Using various media such as sculpture, video, performance, and digital reproduction, Roccasalva creates tableau vivant within a space. Captured in photographs, these tableaux serve as the foundation for a painting that will be featured in the subsequent exhibition, generating further photographic material for the next painting, and so on. This process narrates a story that seemingly has no end. The artist states, "These are a series of projects in which one or more paintings conceptualize a situation; what arises from this, and what results in various exhibition contexts, can be defined as a situational artwork."
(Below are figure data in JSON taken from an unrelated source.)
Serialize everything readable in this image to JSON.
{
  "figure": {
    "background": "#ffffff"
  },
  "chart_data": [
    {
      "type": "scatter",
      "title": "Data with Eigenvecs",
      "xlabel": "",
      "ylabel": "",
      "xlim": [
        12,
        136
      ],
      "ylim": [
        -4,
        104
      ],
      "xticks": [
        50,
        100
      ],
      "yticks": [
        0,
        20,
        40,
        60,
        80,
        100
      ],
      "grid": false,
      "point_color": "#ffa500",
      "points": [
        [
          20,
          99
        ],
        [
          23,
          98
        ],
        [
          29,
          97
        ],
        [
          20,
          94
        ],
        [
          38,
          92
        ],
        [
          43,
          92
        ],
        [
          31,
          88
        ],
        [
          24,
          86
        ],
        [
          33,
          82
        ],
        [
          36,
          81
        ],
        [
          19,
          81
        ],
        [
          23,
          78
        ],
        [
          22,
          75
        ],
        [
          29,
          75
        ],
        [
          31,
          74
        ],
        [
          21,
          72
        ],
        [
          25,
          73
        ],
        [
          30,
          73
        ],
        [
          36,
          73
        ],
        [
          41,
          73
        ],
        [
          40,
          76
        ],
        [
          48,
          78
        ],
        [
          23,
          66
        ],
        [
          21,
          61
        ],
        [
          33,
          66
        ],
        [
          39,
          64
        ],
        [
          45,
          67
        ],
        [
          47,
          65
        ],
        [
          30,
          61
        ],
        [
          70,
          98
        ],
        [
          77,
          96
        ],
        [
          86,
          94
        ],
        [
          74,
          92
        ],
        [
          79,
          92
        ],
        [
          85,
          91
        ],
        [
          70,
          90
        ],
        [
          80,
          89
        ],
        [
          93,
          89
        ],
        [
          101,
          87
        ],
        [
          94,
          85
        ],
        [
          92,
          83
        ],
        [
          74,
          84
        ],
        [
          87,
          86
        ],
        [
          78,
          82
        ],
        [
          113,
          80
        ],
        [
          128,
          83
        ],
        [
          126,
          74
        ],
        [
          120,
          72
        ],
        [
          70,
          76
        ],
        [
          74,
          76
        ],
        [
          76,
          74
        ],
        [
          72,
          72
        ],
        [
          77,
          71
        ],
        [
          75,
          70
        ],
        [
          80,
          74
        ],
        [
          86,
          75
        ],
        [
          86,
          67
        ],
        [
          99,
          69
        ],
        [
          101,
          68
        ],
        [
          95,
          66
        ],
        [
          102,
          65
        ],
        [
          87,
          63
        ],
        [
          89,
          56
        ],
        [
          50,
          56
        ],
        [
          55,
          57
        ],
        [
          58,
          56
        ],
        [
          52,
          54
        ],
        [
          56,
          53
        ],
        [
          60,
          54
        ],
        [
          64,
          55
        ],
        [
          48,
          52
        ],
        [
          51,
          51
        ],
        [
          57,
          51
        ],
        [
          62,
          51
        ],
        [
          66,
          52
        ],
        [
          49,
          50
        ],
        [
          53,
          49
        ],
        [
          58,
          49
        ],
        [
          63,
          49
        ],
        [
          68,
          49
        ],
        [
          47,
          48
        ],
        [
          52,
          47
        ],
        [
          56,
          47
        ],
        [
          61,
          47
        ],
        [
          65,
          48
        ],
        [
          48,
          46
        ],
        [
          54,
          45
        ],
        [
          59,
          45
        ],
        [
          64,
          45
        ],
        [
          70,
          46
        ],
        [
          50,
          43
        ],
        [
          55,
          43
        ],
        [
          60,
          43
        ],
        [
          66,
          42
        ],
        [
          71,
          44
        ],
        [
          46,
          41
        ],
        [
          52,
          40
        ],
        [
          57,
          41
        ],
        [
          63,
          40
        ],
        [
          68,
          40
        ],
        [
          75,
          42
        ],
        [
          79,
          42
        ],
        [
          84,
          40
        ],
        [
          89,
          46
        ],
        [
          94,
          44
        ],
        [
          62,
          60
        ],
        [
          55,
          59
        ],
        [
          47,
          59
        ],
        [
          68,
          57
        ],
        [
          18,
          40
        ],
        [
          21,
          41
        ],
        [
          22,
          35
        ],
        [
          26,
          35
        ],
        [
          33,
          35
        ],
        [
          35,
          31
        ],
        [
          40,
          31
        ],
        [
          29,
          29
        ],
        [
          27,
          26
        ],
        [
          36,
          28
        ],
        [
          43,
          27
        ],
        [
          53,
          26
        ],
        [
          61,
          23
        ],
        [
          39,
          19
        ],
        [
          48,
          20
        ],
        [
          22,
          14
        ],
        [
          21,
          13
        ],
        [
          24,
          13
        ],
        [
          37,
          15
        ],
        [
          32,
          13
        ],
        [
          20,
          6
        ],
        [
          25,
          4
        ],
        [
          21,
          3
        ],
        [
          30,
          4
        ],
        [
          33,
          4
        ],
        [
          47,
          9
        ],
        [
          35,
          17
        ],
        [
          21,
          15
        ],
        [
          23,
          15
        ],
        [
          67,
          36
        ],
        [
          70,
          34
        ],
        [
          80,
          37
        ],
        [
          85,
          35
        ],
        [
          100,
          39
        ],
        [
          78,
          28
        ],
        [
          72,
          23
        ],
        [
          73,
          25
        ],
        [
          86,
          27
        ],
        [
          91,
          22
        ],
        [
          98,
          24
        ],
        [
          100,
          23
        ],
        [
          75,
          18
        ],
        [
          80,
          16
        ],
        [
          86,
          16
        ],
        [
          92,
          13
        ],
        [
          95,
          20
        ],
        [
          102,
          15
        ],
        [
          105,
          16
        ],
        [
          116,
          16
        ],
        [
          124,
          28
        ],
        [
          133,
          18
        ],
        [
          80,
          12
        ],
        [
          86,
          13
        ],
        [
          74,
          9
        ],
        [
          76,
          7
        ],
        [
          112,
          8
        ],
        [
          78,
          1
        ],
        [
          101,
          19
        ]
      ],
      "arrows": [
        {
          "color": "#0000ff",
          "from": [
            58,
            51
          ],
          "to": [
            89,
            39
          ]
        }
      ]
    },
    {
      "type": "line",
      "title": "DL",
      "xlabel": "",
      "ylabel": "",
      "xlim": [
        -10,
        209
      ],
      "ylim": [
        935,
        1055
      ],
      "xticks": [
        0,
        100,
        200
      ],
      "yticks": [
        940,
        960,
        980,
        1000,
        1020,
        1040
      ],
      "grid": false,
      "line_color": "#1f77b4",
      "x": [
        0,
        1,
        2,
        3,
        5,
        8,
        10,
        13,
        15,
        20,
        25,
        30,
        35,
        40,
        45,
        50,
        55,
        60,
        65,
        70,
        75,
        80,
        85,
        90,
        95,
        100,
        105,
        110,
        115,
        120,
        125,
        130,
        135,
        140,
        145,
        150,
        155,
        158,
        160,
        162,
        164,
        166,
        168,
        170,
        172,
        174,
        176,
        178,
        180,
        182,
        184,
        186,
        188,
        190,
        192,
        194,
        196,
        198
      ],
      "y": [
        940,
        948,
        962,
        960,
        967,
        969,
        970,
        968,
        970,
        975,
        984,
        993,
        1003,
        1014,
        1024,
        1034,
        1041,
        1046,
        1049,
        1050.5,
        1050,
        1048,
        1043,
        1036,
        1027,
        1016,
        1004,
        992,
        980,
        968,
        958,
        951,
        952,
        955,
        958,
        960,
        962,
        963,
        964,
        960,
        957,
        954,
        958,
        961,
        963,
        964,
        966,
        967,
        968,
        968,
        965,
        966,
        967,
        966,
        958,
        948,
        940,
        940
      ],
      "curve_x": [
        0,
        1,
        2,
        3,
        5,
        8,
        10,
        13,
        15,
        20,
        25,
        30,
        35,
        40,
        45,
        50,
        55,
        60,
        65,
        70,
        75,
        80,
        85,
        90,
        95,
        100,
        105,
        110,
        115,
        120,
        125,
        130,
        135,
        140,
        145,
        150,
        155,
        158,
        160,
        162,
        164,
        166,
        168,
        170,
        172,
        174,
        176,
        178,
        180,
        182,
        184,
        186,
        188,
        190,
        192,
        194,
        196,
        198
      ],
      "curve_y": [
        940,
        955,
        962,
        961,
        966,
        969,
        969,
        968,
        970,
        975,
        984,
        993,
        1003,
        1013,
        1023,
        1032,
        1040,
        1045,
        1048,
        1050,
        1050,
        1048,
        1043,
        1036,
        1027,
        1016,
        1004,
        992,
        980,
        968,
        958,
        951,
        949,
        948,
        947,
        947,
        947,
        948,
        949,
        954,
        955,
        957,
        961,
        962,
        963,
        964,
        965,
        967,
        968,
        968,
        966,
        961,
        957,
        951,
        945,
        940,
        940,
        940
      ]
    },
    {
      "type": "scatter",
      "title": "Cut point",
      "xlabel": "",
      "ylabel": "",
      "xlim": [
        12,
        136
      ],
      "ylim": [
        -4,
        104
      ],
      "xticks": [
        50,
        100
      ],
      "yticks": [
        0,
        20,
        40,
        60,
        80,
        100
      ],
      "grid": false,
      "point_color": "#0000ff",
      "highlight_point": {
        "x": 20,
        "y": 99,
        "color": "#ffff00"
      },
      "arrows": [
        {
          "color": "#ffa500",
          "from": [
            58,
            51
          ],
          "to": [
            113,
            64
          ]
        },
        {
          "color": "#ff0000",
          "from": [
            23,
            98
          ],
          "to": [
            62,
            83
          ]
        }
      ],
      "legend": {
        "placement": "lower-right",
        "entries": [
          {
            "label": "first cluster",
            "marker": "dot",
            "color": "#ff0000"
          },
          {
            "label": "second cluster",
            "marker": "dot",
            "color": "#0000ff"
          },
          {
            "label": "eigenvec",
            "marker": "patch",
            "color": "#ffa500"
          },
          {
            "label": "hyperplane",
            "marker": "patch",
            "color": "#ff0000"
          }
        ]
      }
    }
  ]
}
His works feature women with seemingly angelic faces, men with demonic gazes, still lifes created with living bodies, church domes transformed into juicers, owls disguised as parrots, and skull-shaped bread. These are the protagonists that animate the theatrical "staged scenes" of a Sicilian painter who dreamed of becoming a football player as a child. When asked how painting can survive in the face of new technologies, he responds, "It survives just like an athletics race or a football match. It is an immediate performance, like any other physiological need."